William Faulkner dejó escrito que el pasado no pasa nunca, ni siquiera es pasado, es solo una dimensión del presente. Diferir el compromiso, el reto de la convivencia a otra generación supondría declinar nuestra responsabilidad como ciudadanos, un mandato ético que nos interpela a todos. Y no podemos ni debemos dejar en manos exclusivamente de la política esta exigencia de convivencia en paz. Uno de los puntos especialmente controvertidos es el que se refiere al modo de entender la reconciliación y qué reparación corresponde al daño causado por el terrorismo en el tejido social. En muchas ocasiones la idea del perdón y la reconciliación han sido utilizadas como justificación ideológica para omitir graves reparaciones de justicia, ocultar la verdad y callar a las víctimas.
La memoria no puede ser neutra porque la reconciliación no es un pacto entre agresores y agredidos para encontrarse en una especie de punto medio entre violencia y democracia. La reconciliación supone reposición de unas relaciones de reconocimiento recíproco, pero esta obligación de reconocer a los adversarios, aunque se dirija a todos por igual, no plantea las mismas exigencias a quienes han ejercido la violencia y a quienes no lo han hecho. Aquí tampoco puede aceptarse la simetría.
Todos tenemos la misma obligación, pero no todos tenemos que hacer el mismo recorrido. Se trata de recuperar para la convivencia democrática a quien no fue capaz entonces de entender que la violencia carecía de justificación, pero no de ofrecerles ahora una legitimación inmerecida. El deber de la memoria ha de acompañarse de una aceptación de la complejidad histórica, pero el relato oficial, público y, sobre todo, los principios sobre los que se asienten nuestro marco político y sus procedimientos de modificación no pueden legitimar el recurso a la violencia. El relato justo del pasado, por difícil que sea, nunca es un punto medio entre víctimas y autores.
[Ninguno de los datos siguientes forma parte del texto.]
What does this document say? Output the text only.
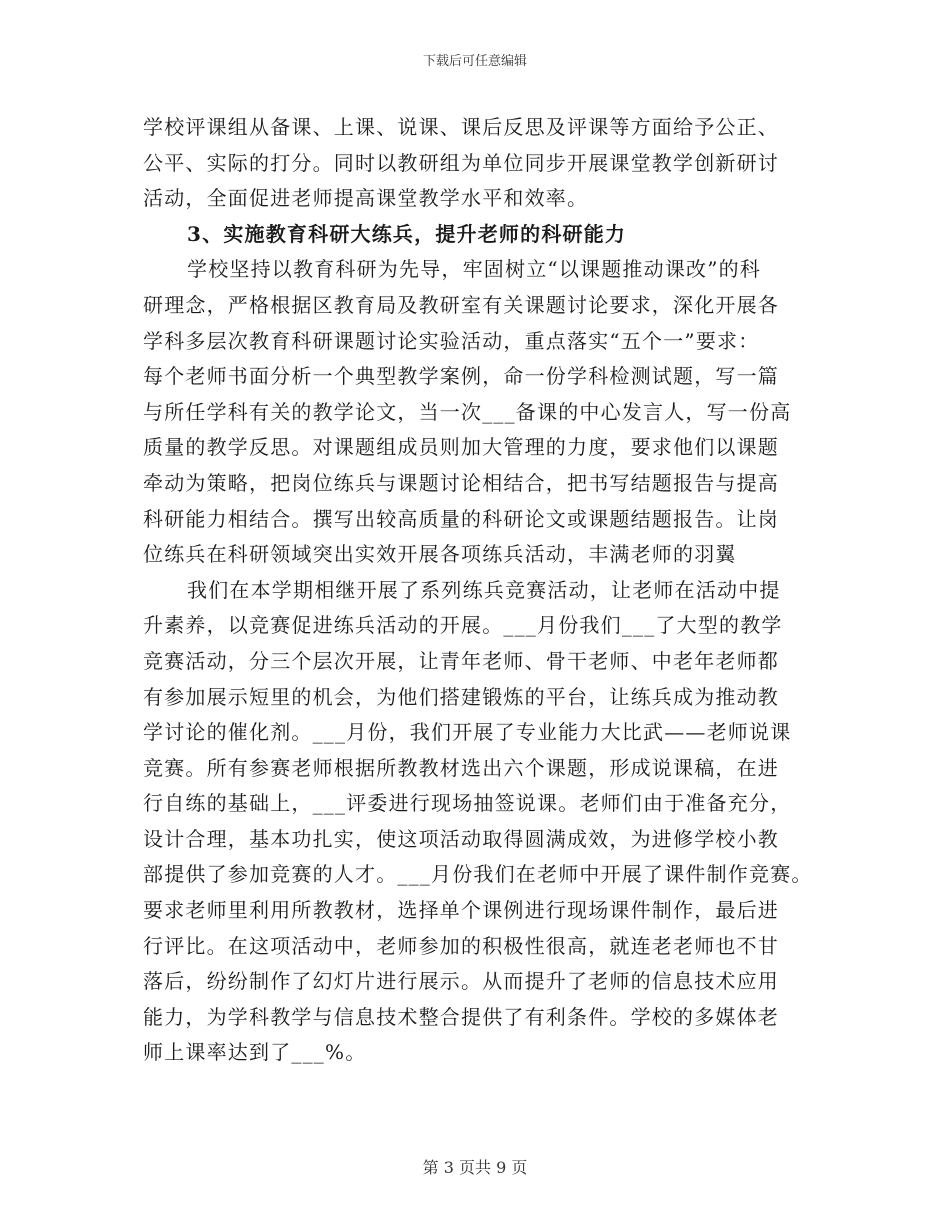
下载后可任意编辑
学校评课组从备课、上课、说课、课后反思及评课等方面给予公正、
公平、实际的打分。同时以教研组为单位同步开展课堂教学创新研讨
活动，全面促进老师提高课堂教学水平和效率。
3、实施教育科研大练兵，提升老师的科研能力
学校坚持以教育科研为先导，牢固树立“以课题推动课改”的科
研理念，严格根据区教育局及教研室有关课题讨论要求，深化开展各
学科多层次教育科研课题讨论实验活动，重点落实“五个一”要求：
每个老师书面分析一个典型教学案例，命一份学科检测试题，写一篇
与所任学科有关的教学论文，当一次___备课的中心发言人，写一份高
质量的教学反思。对课题组成员则加大管理的力度，要求他们以课题
牵动为策略，把岗位练兵与课题讨论相结合，把书写结题报告与提高
科研能力相结合。撰写出较高质量的科研论文或课题结题报告。让岗
位练兵在科研领域突出实效开展各项练兵活动，丰满老师的羽翼
我们在本学期相继开展了系列练兵竞赛活动，让老师在活动中提
升素养，以竞赛促进练兵活动的开展。___月份我们___了大型的教学
竞赛活动，分三个层次开展，让青年老师、骨干老师、中老年老师都
有参加展示短里的机会，为他们搭建锻炼的平台，让练兵成为推动教
学讨论的催化剂。___月份，我们开展了专业能力大比武——老师说课
竞赛。所有参赛老师根据所教教材选出六个课题，形成说课稿，在进
行自练的基础上，___评委进行现场抽签说课。老师们由于准备充分，
设计合理，基本功扎实，使这项活动取得圆满成效，为进修学校小教
部提供了参加竞赛的人才。___月份我们在老师中开展了课件制作竞赛。
要求老师里利用所教教材，选择单个课例进行现场课件制作，最后进
行评比。在这项活动中，老师参加的积极性很高，就连老老师也不甘
落后，纷纷制作了幻灯片进行展示。从而提升了老师的信息技术应用
能力，为学科教学与信息技术整合提供了有利条件。学校的多媒体老
师上课率达到了___%。
第 3 页共 9 页
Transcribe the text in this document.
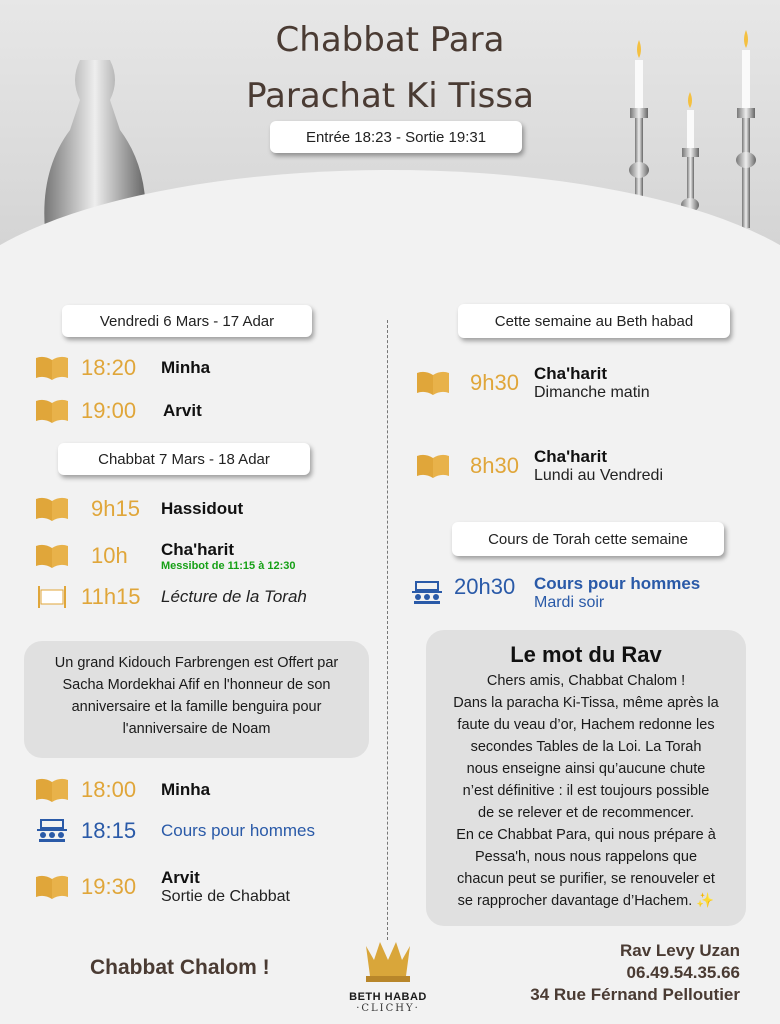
Chabbat Para
Parachat Ki Tissa
Entrée 18:23 - Sortie 19:31
Vendredi 6 Mars - 17 Adar
18:20	Minha
19:00	Arvit
Chabbat 7 Mars - 18 Adar
9h15	Hassidout
10h	Cha'harit
Messibot de 11:15 à 12:30
11h15	Lécture de la Torah
Un grand Kidouch Farbrengen est Offert par Sacha Mordekhai Afif en l'honneur de son anniversaire et la famille benguira pour l'anniversaire de Noam
18:00	Minha
18:15	Cours pour hommes
19:30	Arvit
Sortie de Chabbat
Cette semaine au Beth habad
9h30 Cha'harit
Dimanche matin
8h30 Cha'harit
Lundi au Vendredi
Cours de Torah cette semaine
20h30	Cours pour hommes
Mardi soir
Le mot du Rav
Chers amis, Chabbat Chalom !
Dans la paracha Ki-Tissa, même après la
faute du veau d’or, Hachem redonne les
secondes Tables de la Loi. La Torah
nous enseigne ainsi qu’aucune chute
n’est définitive : il est toujours possible
de se relever et de recommencer.
En ce Chabbat Para, qui nous prépare à
Pessa'h, nous nous rappelons que
chacun peut se purifier, se renouveler et
se rapprocher davantage d’Hachem. ✨
Chabbat Chalom !
BETH HABAD
·CLICHY·
Rav Levy Uzan
06.49.54.35.66
34 Rue Férnand Pelloutier
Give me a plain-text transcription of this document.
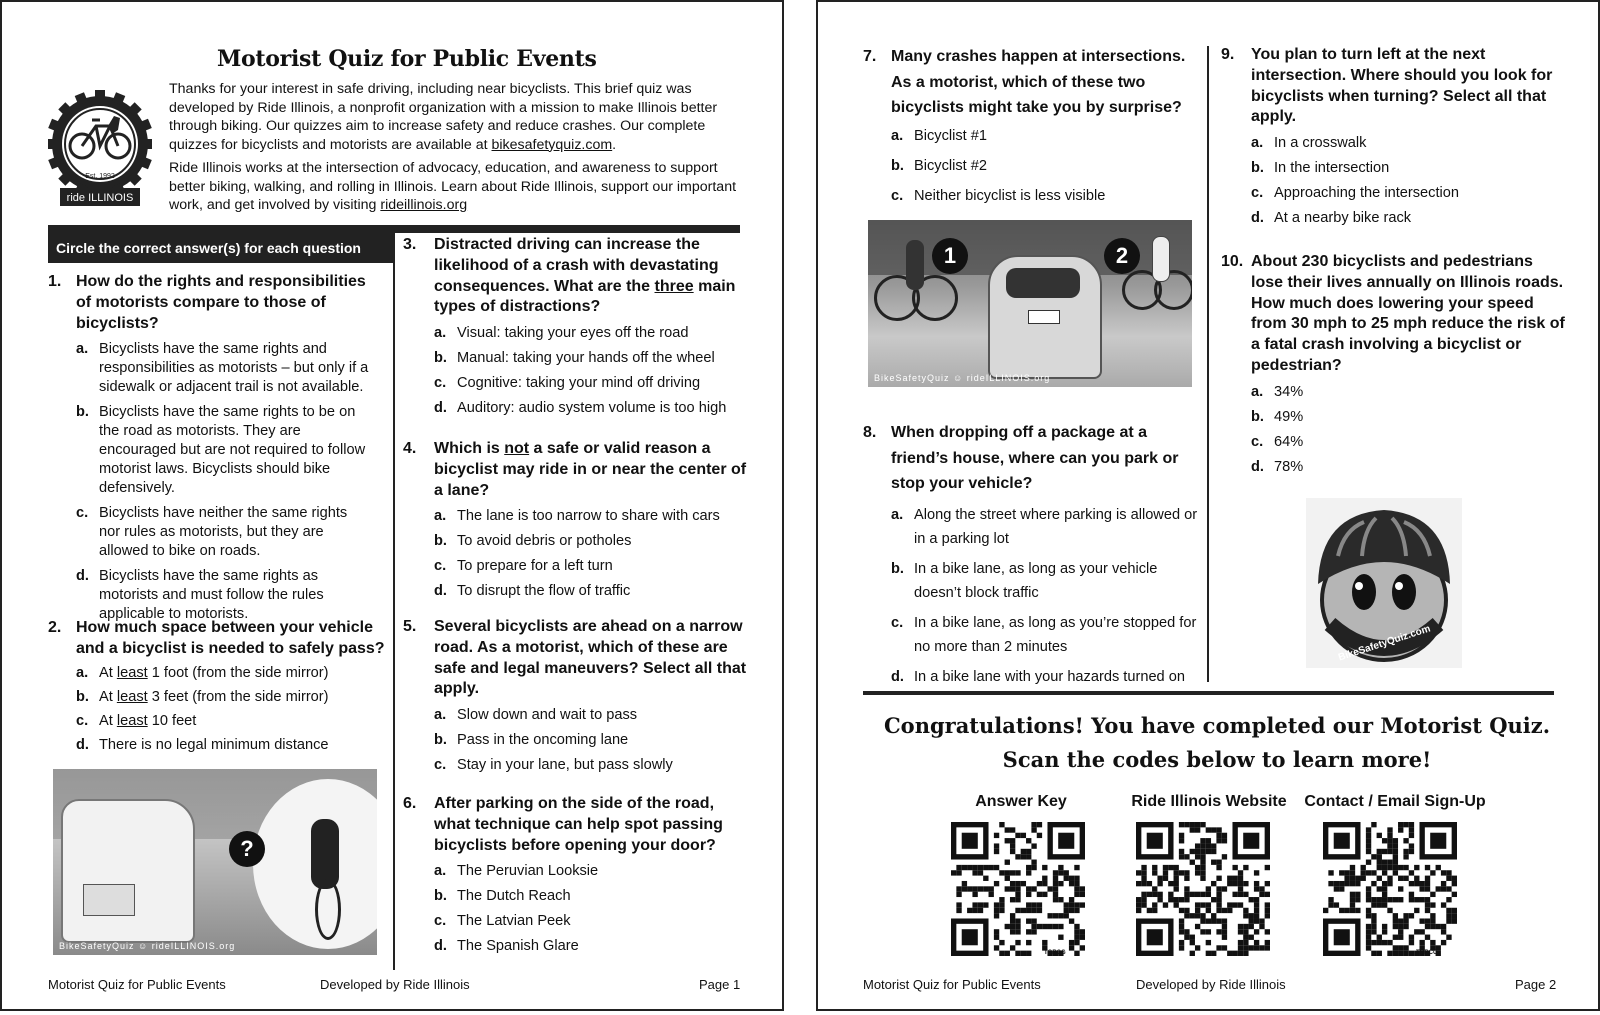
Motorist Quiz for Public Events
Est. 1992
ride ILLINOIS
Thanks for your interest in safe driving, including near bicyclists. This brief quiz was developed by Ride Illinois, a nonprofit organization with a mission to make Illinois better through biking. Our quizzes aim to increase safety and reduce crashes. Our complete quizzes for bicyclists and motorists are available at bikesafetyquiz.com.
Ride Illinois works at the intersection of advocacy, education, and awareness to support better biking, walking, and rolling in Illinois. Learn about Ride Illinois, support our important work, and get involved by visiting rideillinois.org
Circle the correct answer(s) for each question
1. How do the rights and responsibilities of motorists compare to those of bicyclists?
a. Bicyclists have the same rights and responsibilities as motorists – but only if a sidewalk or adjacent trail is not available.
b. Bicyclists have the same rights to be on the road as motorists. They are encouraged but are not required to follow motorist laws. Bicyclists should bike defensively.
c. Bicyclists have neither the same rights nor rules as motorists, but they are allowed to bike on roads.
d. Bicyclists have the same rights as motorists and must follow the rules applicable to motorists.
2. How much space between your vehicle and a bicyclist is needed to safely pass?
a. At least 1 foot (from the side mirror)
b. At least 3 feet (from the side mirror)
c. At least 10 feet
d. There is no legal minimum distance
?
BikeSafetyQuiz ☺ rideILLINOIS.org
3.	Distracted driving can increase the likelihood of a crash with devastating consequences. What are the three main types of distractions?
a. Visual: taking your eyes off the road
b. Manual: taking your hands off the wheel
c. Cognitive: taking your mind off driving
d. Auditory: audio system volume is too high
4.	Which is not a safe or valid reason a bicyclist may ride in or near the center of a lane?
a. The lane is too narrow to share with cars
b. To avoid debris or potholes
c. To prepare for a left turn
d. To disrupt the flow of traffic
5.	Several bicyclists are ahead on a narrow road. As a motorist, which of these are safe and legal maneuvers? Select all that apply.
a. Slow down and wait to pass
b. Pass in the oncoming lane
c. Stay in your lane, but pass slowly
6.	After parking on the side of the road, what technique can help spot passing bicyclists before opening your door?
a. The Peruvian Looksie
b. The Dutch Reach
c. The Latvian Peek
d. The Spanish Glare
Motorist Quiz for Public Events	Developed by Ride Illinois	Page 1
7. Many crashes happen at intersections. As a motorist, which of these two bicyclists might take you by surprise?
a. Bicyclist #1
b. Bicyclist #2
c. Neither bicyclist is less visible
1	2
BikeSafetyQuiz ☺ rideILLINOIS.org
8. When dropping off a package at a friend’s house, where can you park or stop your vehicle?
a. Along the street where parking is allowed or in a parking lot
b. In a bike lane, as long as your vehicle doesn’t block traffic
c. In a bike lane, as long as you’re stopped for no more than 2 minutes
d. In a bike lane with your hazards turned on
9.	You plan to turn left at the next intersection. Where should you look for bicyclists when turning? Select all that apply.
a. In a crosswalk
b. In the intersection
c. Approaching the intersection
d. At a nearby bike rack
10. About 230 bicyclists and pedestrians lose their lives annually on Illinois roads. How much does lowering your speed from 30 mph to 25 mph reduce the risk of a fatal crash involving a bicyclist or pedestrian?
a. 34%
b. 49%
c. 64%
d. 78%
BikeSafetyQuiz.com
Congratulations! You have completed our Motorist Quiz.
Scan the codes below to learn more!
Answer Key	Ride Illinois Website	Contact / Email Sign-Up
TQRCG	TQRCG
Motorist Quiz for Public Events	Developed by Ride Illinois	Page 2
No se trata de imponer una 'verdad oficial',sino de establecer que la discusión acerca de nuestro pasado se lleve a cabo en el marco de los principios democráticos, de respeto, pluralidad, ilegitimidad de la violencia y reconocimiento de las víctimas.
Tratar de entender el mal, la causa del daño generado, sea por la violencia terrorista de ETA, sea por el infame terrorismo de Estado, sea por abusos policiales o torturas no supone justificarlo sino tratar de evitar que en el futuro se reproduzca y lograr así que la paz en ausencia de violencia sea irreversible. La reconciliación requiere que ETA y sus militantes se enfrenten a su pasado. Rectificar es un éxito vital, no un fracaso. Sin asumir esto no podremos lograr un futuro compartido, porque de otro modo cada persona siempre pensará que su mal, su error, su incorrecto y desviado actuar tenía una razón que lo justificara. La llave de la solución ética la tenemos cada persona: la asunción de responsabilidad es signo de valentía, de compromiso por la paz.